Of all the words I have learned in my life, metanoia is my favorite. Its origins are Greek, meaning transformation of mind. I first encountered it in college when I was studying Carl Jung’s theories about the Psyche. Jung believed that the ego was solely a dominant state that had no ultimate reality. He thought it was conditioned, habitual, and constantly screening out information that wasn’t part of the matrices of its beliefs about itself. If circumstances allowed or demanded it, it could be replaced by another state that was superior to it in every way. That was the goal of his psychology.

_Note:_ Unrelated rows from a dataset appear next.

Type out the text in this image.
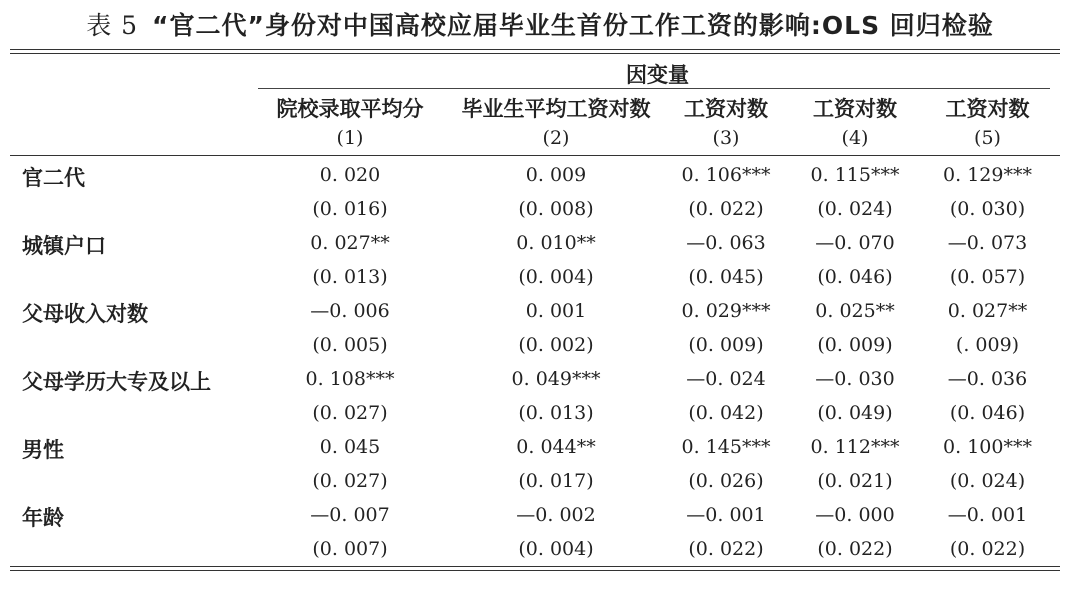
表 5 “官二代”身份对中国高校应届毕业生首份工作工资的影响:OLS 回归检验
因变量
院校录取平均分	毕业生平均工资对数	工资对数	工资对数	工资对数
(1)	(2)	(3)	(4)	(5)
官二代	0. 020	0. 009	0. 106***	0. 115***	0. 129***
(0. 016)	(0. 008)	(0. 022)	(0. 024)	(0. 030)
城镇户口	0. 027**	0. 010**	—0. 063	—0. 070	—0. 073
(0. 013)	(0. 004)	(0. 045)	(0. 046)	(0. 057)
父母收入对数	—0. 006	0. 001	0. 029***	0. 025**	0. 027**
(0. 005)	(0. 002)	(0. 009)	(0. 009)	(. 009)
父母学历大专及以上	0. 108***	0. 049***	—0. 024	—0. 030	—0. 036
(0. 027)	(0. 013)	(0. 042)	(0. 049)	(0. 046)
男性	0. 045	0. 044**	0. 145***	0. 112***	0. 100***
(0. 027)	(0. 017)	(0. 026)	(0. 021)	(0. 024)
年龄	—0. 007	—0. 002	—0. 001	—0. 000	—0. 001
(0. 007)	(0. 004)	(0. 022)	(0. 022)	(0. 022)
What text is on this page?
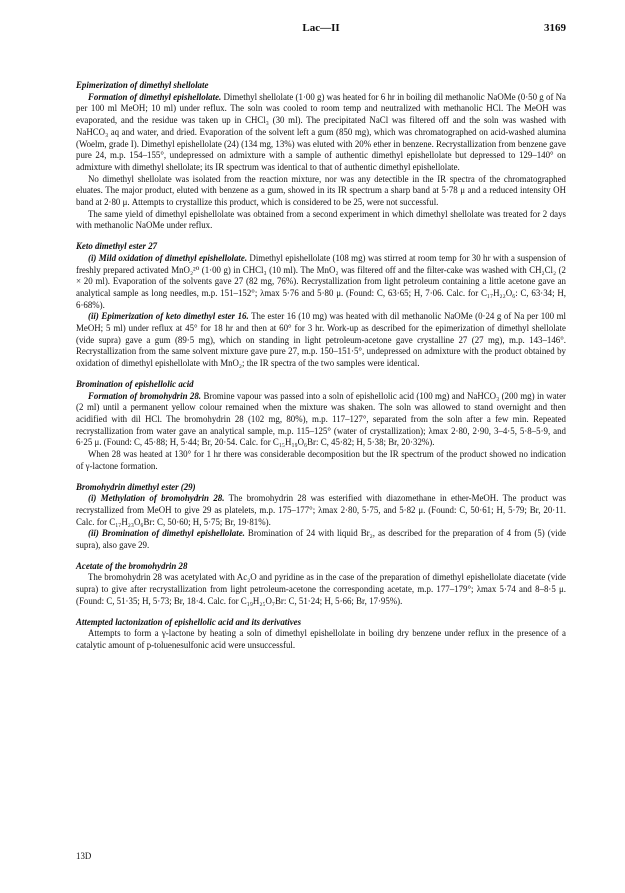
Lac—II	3169
Epimerization of dimethyl shellolate

Formation of dimethyl epishellolate. Dimethyl shellolate (1·00 g) was heated for 6 hr in boiling dil methanolic NaOMe (0·50 g of Na per 100 ml MeOH; 10 ml) under reflux. The soln was cooled to room temp and neutralized with methanolic HCl. The MeOH was evaporated, and the residue was taken up in CHCl₃ (30 ml). The precipitated NaCl was filtered off and the soln was washed with NaHCO₃ aq and water, and dried. Evaporation of the solvent left a gum (850 mg), which was chromatographed on acid-washed alumina (Woelm, grade I). Dimethyl epishellolate (24) (134 mg, 13%) was eluted with 20% ether in benzene. Recrystallization from benzene gave pure 24, m.p. 154–155°, undepressed on admixture with a sample of authentic dimethyl epishellolate but depressed to 129–140° on admixture with dimethyl shellolate; its IR spectrum was identical to that of authentic dimethyl epishellolate.

No dimethyl shellolate was isolated from the reaction mixture, nor was any detectible in the IR spectra of the chromatographed eluates. The major product, eluted with benzene as a gum, showed in its IR spectrum a sharp band at 5·78 μ and a reduced intensity OH band at 2·80 μ. Attempts to crystallize this product, which is considered to be 25, were not successful.

The same yield of dimethyl epishellolate was obtained from a second experiment in which dimethyl shellolate was treated for 2 days with methanolic NaOMe under reflux.

Keto dimethyl ester 27

(i) Mild oxidation of dimethyl epishellolate. Dimethyl epishellolate (108 mg) was stirred at room temp for 30 hr with a suspension of freshly prepared activated MnO₂²⁰ (1·00 g) in CHCl₃ (10 ml). The MnO₂ was filtered off and the filter-cake was washed with CH₂Cl₂ (2 × 20 ml). Evaporation of the solvents gave 27 (82 mg, 76%). Recrystallization from light petroleum containing a little acetone gave an analytical sample as long needles, m.p. 151–152°; λmax 5·76 and 5·80 μ. (Found: C, 63·65; H, 7·06. Calc. for C₁₇H₂₂O₆: C, 63·34; H, 6·68%).

(ii) Epimerization of keto dimethyl ester 16. The ester 16 (10 mg) was heated with dil methanolic NaOMe (0·24 g of Na per 100 ml MeOH; 5 ml) under reflux at 45° for 18 hr and then at 60° for 3 hr. Work-up as described for the epimerization of dimethyl shellolate (vide supra) gave a gum (89·5 mg), which on standing in light petroleum-acetone gave crystalline 27 (27 mg), m.p. 143–146°. Recrystallization from the same solvent mixture gave pure 27, m.p. 150–151·5°, undepressed on admixture with the product obtained by oxidation of dimethyl epishellolate with MnO₂; the IR spectra of the two samples were identical.

Bromination of epishellolic acid

Formation of bromohydrin 28. Bromine vapour was passed into a soln of epishellolic acid (100 mg) and NaHCO₃ (200 mg) in water (2 ml) until a permanent yellow colour remained when the mixture was shaken. The soln was allowed to stand overnight and then acidified with dil HCl. The bromohydrin 28 (102 mg, 80%), m.p. 117–127°, separated from the soln after a few min. Repeated recrystallization from water gave an analytical sample, m.p. 115–125° (water of crystallization); λmax 2·80, 2·90, 3–4·5, 5·8–5·9, and 6·25 μ. (Found: C, 45·88; H, 5·44; Br, 20·54. Calc. for C₁₅H₁₉O₆Br: C, 45·82; H, 5·38; Br, 20·32%).

When 28 was heated at 130° for 1 hr there was considerable decomposition but the IR spectrum of the product showed no indication of γ-lactone formation.

Bromohydrin dimethyl ester (29)

(i) Methylation of bromohydrin 28. The bromohydrin 28 was esterified with diazomethane in ether-MeOH. The product was recrystallized from MeOH to give 29 as platelets, m.p. 175–177°; λmax 2·80, 5·75, and 5·82 μ. (Found: C, 50·61; H, 5·79; Br, 20·11. Calc. for C₁₇H₂₃O₆Br: C, 50·60; H, 5·75; Br, 19·81%).

(ii) Bromination of dimethyl epishellolate. Bromination of 24 with liquid Br₂, as described for the preparation of 4 from (5) (vide supra), also gave 29.

Acetate of the bromohydrin 28

The bromohydrin 28 was acetylated with Ac₂O and pyridine as in the case of the preparation of dimethyl epishellolate diacetate (vide supra) to give after recrystallization from light petroleum-acetone the corresponding acetate, m.p. 177–179°; λmax 5·74 and 8–8·5 μ. (Found: C, 51·35; H, 5·73; Br, 18·4. Calc. for C₁₉H₂₅O₇Br: C, 51·24; H, 5·66; Br, 17·95%).

Attempted lactonization of epishellolic acid and its derivatives

Attempts to form a γ-lactone by heating a soln of dimethyl epishellolate in boiling dry benzene under reflux in the presence of a catalytic amount of p-toluenesulfonic acid were unsuccessful.

13D
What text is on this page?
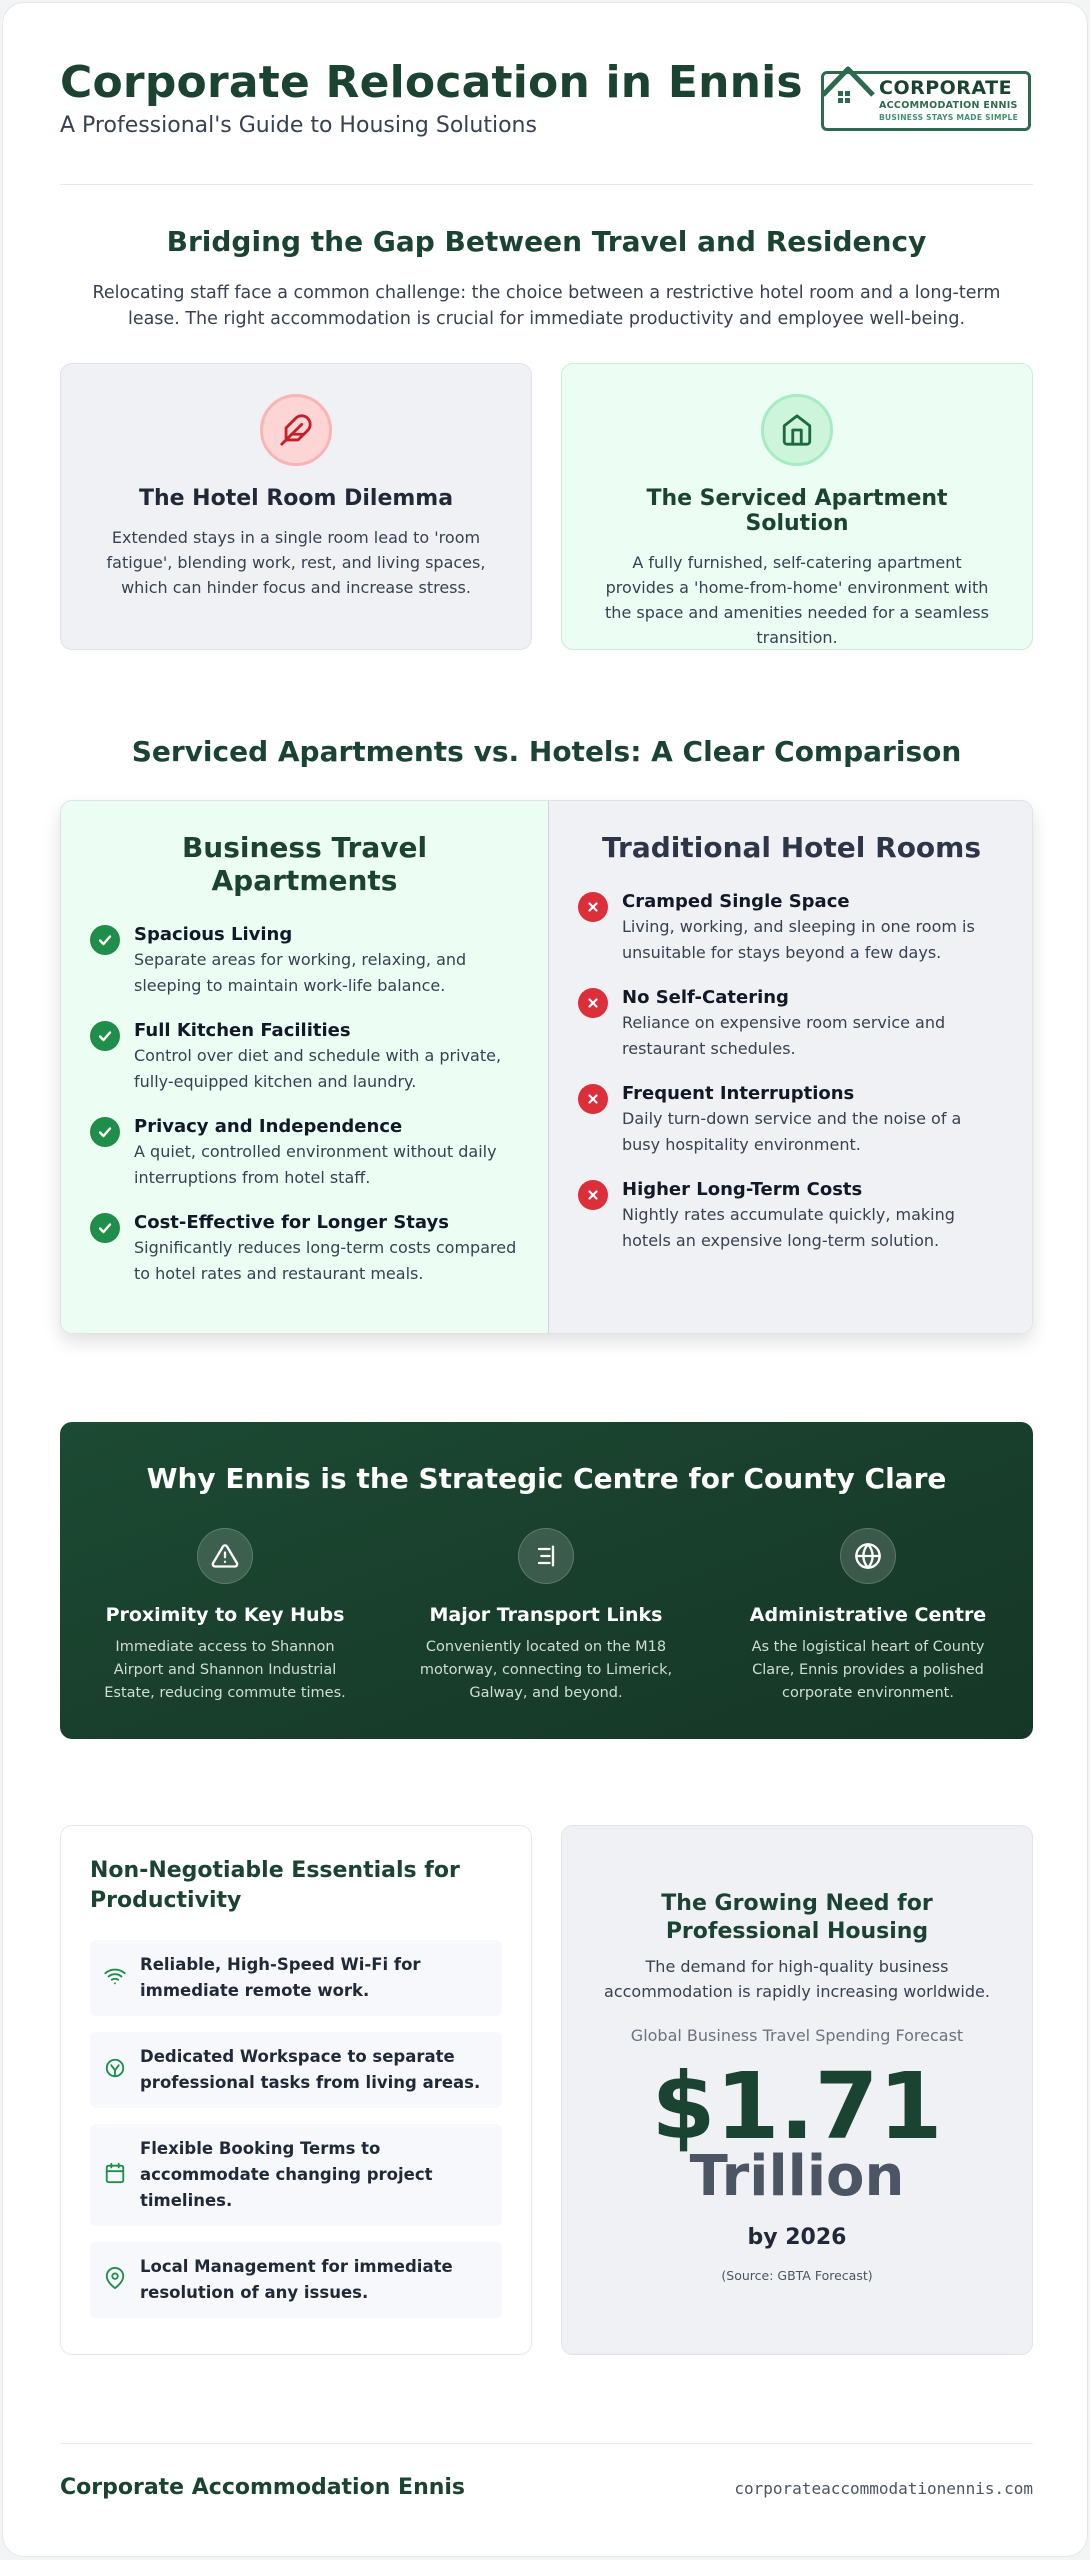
Corporate Relocation in Ennis
A Professional's Guide to Housing Solutions
CORPORATE
ACCOMMODATION ENNIS
BUSINESS STAYS MADE SIMPLE
Bridging the Gap Between Travel and Residency

Relocating staff face a common challenge: the choice between a restrictive hotel room and a long-term lease. The right accommodation is crucial for immediate productivity and employee well-being.

The Hotel Room Dilemma

Extended stays in a single room lead to 'room fatigue', blending work, rest, and living spaces, which can hinder focus and increase stress.

The Serviced Apartment Solution

A fully furnished, self-catering apartment provides a 'home-from-home' environment with the space and amenities needed for a seamless transition.

Serviced Apartments vs. Hotels: A Clear Comparison
Business Travel Apartments
Spacious Living
Separate areas for working, relaxing, and sleeping to maintain work-life balance.
Full Kitchen Facilities
Control over diet and schedule with a private, fully-equipped kitchen and laundry.
Privacy and Independence
A quiet, controlled environment without daily interruptions from hotel staff.
Cost-Effective for Longer Stays
Significantly reduces long-term costs compared to hotel rates and restaurant meals.
Traditional Hotel Rooms
Cramped Single Space
Living, working, and sleeping in one room is unsuitable for stays beyond a few days.
No Self-Catering
Reliance on expensive room service and restaurant schedules.
Frequent Interruptions
Daily turn-down service and the noise of a busy hospitality environment.
Higher Long-Term Costs
Nightly rates accumulate quickly, making hotels an expensive long-term solution.
Why Ennis is the Strategic Centre for County Clare
Proximity to Key Hubs

Immediate access to Shannon Airport and Shannon Industrial Estate, reducing commute times.

Major Transport Links

Conveniently located on the M18 motorway, connecting to Limerick, Galway, and beyond.

Administrative Centre

As the logistical heart of County Clare, Ennis provides a polished corporate environment.

Non-Negotiable Essentials for Productivity
Reliable, High-Speed Wi-Fi for immediate remote work.
Dedicated Workspace to separate professional tasks from living areas.
Flexible Booking Terms to accommodate changing project timelines.
Local Management for immediate resolution of any issues.
The Growing Need for Professional Housing
The demand for high-quality business accommodation is rapidly increasing worldwide.
Global Business Travel Spending Forecast
$1.71
Trillion
by 2026
(Source: GBTA Forecast)
Corporate Accommodation Ennis	corporateaccommodationennis.com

When people choose to work with me, it is usually because they wish to alleviate some symptoms that aren’t serving the Self, which is eternal and reaches beyond the historical boundaries of birth and death. . The cracks in one’s egoic state are the symptoms of this higher possibility, the clue that one’s history biography and self-narrative are obfuscating one’s true origins. Symptoms are a whisper of another state that is ready, willing, and able to take over.

If this metanoia occurs, it reframes all that has come before it. Assumptions that one has carried about themselves for their whole lives, no longer apply. Narratives that have accompanied someone through all their experiences evaporate in the light of new information. Problems are no longer seen as problems by this new state of being, they are metabolized by a new depth and breadth. Memories are reframed and re-contextualized by this new perspective. The very meaning of all of one’s experiences shifts into something bigger, more profound, and ultimately more loving and supportive. This should be the goal of all the therapies.